Here is a new book translating some of Fénelon’s major work into English and discussing the thought of this important hybrid figure: Fénelon: Moral and Political Writings (Oxford University Press), by Ryan Patrick Hanley.

“Fénelon is arguably one of the most neglected major philosophers of early modernity. His political masterwork was the most-read book in eighteenth-century France after the Bible, and yet today even specialists rarely engage his work directly. This problem is particularly acute in the Anglophone world, where only a small fraction of Fénelon’s vast and influential corpus has appeared in modern English translation.
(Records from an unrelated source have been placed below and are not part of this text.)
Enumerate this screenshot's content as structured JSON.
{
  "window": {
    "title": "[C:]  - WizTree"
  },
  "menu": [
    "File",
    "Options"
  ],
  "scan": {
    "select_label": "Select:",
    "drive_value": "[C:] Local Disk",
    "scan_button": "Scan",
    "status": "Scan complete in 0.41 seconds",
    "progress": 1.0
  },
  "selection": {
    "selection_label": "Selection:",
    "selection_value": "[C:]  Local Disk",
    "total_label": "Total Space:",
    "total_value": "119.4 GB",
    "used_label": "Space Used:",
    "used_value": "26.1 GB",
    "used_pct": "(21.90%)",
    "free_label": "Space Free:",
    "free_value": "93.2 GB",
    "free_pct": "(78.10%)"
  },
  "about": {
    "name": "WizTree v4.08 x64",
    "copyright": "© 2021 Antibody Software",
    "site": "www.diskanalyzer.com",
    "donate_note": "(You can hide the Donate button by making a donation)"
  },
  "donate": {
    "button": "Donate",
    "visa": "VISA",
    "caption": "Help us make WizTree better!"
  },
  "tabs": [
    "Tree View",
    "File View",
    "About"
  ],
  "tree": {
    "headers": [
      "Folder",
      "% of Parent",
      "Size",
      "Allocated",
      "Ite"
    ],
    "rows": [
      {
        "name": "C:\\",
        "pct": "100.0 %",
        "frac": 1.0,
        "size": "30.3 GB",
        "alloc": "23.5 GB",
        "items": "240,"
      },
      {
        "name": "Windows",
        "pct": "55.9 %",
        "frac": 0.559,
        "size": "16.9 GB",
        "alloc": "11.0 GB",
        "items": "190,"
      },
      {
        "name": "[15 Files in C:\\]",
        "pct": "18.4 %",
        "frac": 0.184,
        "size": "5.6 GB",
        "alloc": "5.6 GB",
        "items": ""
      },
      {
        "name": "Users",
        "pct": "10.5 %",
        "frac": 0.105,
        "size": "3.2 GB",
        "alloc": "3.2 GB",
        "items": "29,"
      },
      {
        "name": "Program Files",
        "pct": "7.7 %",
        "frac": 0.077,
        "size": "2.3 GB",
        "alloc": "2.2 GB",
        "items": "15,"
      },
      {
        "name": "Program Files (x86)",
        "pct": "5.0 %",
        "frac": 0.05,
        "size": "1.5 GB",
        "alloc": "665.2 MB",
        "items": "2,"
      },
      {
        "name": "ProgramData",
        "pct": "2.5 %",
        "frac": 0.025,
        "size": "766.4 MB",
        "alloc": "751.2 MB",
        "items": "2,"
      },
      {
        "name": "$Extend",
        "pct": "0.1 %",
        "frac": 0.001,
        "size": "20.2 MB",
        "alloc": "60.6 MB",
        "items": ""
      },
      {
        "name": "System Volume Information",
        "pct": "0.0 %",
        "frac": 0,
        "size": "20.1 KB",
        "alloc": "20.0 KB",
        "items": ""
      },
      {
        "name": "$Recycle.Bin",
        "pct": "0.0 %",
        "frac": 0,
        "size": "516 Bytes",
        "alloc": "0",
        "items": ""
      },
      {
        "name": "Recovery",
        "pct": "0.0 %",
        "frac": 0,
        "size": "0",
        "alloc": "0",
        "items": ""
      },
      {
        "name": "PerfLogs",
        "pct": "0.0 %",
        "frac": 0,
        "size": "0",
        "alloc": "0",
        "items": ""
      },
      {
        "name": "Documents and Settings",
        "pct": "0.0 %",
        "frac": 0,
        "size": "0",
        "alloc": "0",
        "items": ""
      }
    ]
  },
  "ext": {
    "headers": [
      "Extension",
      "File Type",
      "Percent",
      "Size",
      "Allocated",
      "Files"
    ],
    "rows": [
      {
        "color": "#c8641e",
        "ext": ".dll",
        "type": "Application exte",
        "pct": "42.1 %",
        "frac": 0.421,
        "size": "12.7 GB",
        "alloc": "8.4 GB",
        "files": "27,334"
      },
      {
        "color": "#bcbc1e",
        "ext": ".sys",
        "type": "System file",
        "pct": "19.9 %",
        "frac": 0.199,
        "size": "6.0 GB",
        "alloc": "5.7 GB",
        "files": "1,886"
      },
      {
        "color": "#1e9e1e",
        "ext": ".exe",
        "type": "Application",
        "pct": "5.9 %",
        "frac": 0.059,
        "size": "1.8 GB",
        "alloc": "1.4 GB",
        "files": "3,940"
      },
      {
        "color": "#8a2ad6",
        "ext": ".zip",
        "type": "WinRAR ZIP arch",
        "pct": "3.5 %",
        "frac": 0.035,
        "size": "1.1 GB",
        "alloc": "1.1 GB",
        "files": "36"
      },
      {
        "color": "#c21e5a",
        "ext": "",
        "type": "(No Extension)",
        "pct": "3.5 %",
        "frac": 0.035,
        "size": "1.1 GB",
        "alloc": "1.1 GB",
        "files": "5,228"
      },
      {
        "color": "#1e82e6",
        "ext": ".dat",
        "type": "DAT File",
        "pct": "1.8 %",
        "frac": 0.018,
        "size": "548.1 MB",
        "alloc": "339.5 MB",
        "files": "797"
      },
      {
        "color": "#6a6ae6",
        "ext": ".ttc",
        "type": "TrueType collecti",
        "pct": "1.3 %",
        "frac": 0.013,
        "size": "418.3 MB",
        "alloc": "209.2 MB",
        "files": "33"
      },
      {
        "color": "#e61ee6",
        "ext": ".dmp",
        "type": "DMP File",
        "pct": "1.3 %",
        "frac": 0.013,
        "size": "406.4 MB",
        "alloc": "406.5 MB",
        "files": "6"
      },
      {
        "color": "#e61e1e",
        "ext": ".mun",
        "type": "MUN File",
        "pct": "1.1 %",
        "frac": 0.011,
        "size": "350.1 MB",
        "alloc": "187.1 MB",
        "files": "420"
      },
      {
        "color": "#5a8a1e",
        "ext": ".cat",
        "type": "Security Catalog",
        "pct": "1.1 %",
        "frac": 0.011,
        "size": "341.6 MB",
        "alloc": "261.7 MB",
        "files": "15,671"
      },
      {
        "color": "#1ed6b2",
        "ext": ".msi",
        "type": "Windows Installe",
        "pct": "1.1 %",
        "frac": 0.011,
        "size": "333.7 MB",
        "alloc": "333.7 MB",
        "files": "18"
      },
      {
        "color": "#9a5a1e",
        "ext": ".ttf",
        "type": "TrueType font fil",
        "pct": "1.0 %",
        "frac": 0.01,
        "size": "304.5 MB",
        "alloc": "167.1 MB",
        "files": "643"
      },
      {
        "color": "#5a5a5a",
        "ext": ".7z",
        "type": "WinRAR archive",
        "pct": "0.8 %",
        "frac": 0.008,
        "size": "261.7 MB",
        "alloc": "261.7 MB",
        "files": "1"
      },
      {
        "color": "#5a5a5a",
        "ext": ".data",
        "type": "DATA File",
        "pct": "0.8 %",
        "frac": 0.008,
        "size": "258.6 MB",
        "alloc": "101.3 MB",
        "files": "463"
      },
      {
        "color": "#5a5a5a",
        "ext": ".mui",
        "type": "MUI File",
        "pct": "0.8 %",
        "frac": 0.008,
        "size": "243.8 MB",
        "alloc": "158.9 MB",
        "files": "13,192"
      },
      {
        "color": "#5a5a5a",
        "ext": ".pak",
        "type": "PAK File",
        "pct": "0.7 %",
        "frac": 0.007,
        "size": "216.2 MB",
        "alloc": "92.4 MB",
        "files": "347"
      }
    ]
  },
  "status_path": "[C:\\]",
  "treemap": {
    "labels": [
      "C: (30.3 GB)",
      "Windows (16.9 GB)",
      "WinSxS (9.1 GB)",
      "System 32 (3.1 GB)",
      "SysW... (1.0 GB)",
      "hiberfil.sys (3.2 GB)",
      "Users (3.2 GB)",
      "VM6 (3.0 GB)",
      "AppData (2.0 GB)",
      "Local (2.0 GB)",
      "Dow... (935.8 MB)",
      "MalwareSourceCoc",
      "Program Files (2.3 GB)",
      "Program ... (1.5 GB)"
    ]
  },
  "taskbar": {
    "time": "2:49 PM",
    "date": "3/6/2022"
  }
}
This collection of new translations of Fénelon’s moral and political writings renders one of the leading voices of early modern philosophy accessible to English-language audiences. Reflecting the impressive breadth of Fenelon’s thought, the volume includes work on topics ranging from education to literature to religion and statecraft. In the realm of political philosophy and ethics, Fénelon was an uncompromising critic of Louis XIV and absolutism, committed to reforming France’s social, political and economic institutions. In the Enlightenment, he came to be celebrated as a pioneering theorist of education and rhetoric, a prescient student of economics and international relations, and a key voice in the philosophical debates among the heirs of Descartes – not to mention his fame as one of the seventeenth-century’s most preeminent theologians and spiritualists and masters of French prose. With an extensive introduction to Fénelon’s life and work, this volume is a critical resource for students and scholars of French history, political philosophy, economics, education, literature, and religion.”